Nel contempo stanno proseguendo i lavori di realizzazione del sottopasso pedonale all’altezza della stazione ferroviaria, che garantirà sicurezza a chi, in particolare gli studenti, dalla stazione deve andare in paese e che oggi deve attraversare la statale. Lo scavo sotto la statale era stato fatto, si ricorderà, a tempo record fra il 18 e il 22 dicembre dell’anno scorso quando la ss. 38 era rimasta chiusa per consentire i lavori.

«Ora, però, mancavano le rampe, la pavimentazione e le altre finiture – precisa il sindaco Marantelli -. Credo che entro la fine dell’estate il sottopasso sarà pronto, quando riprenderanno le scuole. In concomitanza verrà adeguata la strada consorziale del Pradaccio e saranno soppressi, credo di poter dire entro la fine del 2026, i passaggi a livello al ponte di Sasso e alla stazione ferroviaria per un importo complessivo di 2.415.000 euro, interamente finanziati da Rfi e un importo lavori di 1.690.000 euro».

Infine ultimo step – quello più impegnativo economicamente – che porterà, invece, a sopprimere altri quattro passaggi a livello: dapprima quelli all’altezza della traversa Beltramelli, del ristorante Sosta appetitosa e del Poschiavino, mentre in un secondo momento, a lavori compensativi conclusi, anche il pl alla Liquigas. Resterà aperto solo il pl della Poletta per Stazzona.

Ingente il piano economico: 8.650.000 euro derivanti dal finanziamento di Rfi per 6.750.000 euro, da Regione Lombardia per 1 milione e mezzo di euro e dalla Provincia di Sondrio per 400.000 euro. «Spero di arrivare con la progettazione definitiva entro la fine del 2026 – dichiara Marantelli – in modo da affidare l’opera all’inizio del 2027».

L’intervento è diviso in tre parti.
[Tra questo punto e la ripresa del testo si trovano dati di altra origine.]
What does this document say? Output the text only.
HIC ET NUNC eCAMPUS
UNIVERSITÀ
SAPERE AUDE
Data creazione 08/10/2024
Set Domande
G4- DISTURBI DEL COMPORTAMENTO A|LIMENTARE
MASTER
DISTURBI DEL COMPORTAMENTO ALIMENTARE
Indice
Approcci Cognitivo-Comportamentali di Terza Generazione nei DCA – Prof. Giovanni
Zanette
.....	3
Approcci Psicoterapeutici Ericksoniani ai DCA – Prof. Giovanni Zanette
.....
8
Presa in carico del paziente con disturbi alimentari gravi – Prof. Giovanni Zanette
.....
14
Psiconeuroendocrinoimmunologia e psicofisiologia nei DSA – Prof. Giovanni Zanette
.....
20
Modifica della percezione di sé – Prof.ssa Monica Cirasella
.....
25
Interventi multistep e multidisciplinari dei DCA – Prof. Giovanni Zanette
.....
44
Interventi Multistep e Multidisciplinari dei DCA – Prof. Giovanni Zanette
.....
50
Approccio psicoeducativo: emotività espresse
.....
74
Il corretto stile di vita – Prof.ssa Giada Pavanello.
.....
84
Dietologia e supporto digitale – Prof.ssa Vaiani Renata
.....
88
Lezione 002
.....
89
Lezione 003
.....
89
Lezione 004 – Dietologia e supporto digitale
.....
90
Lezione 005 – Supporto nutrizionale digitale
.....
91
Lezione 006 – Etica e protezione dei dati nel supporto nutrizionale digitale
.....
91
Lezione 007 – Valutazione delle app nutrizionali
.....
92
Il primo lotto porterà a costruire una rotonda in via Europa e un collegamento di via Europa con via Spinede mediante un sottopasso carrabile sotto la statale 38 e la ferrovia con soppressione dei passaggi a livello Beltramelli e Sosta appetitosa (importo complessivo 4.450.000 euro).

Dopodiché verrà realizzata una strada di tipo locale per il raccordo fra la strada nuova in uscita dal sottopasso di via Europa e la strada provinciale 25. E, ancora, dovrà essere fatto un collegamento fra la nuova strada e la strada comunale di accesso alla ferrovia di Villa per sopprimere anche il passaggio a livello della Liquigas. Costo 2.170.000 euro.

Infine il terzo lotto con la realizzazione del sottopasso della ferrovia in località Ragno - via Poschiavino con la soppressione del passaggio a livello del Pochiavino per un importo complessivo di 2.030.000 euro.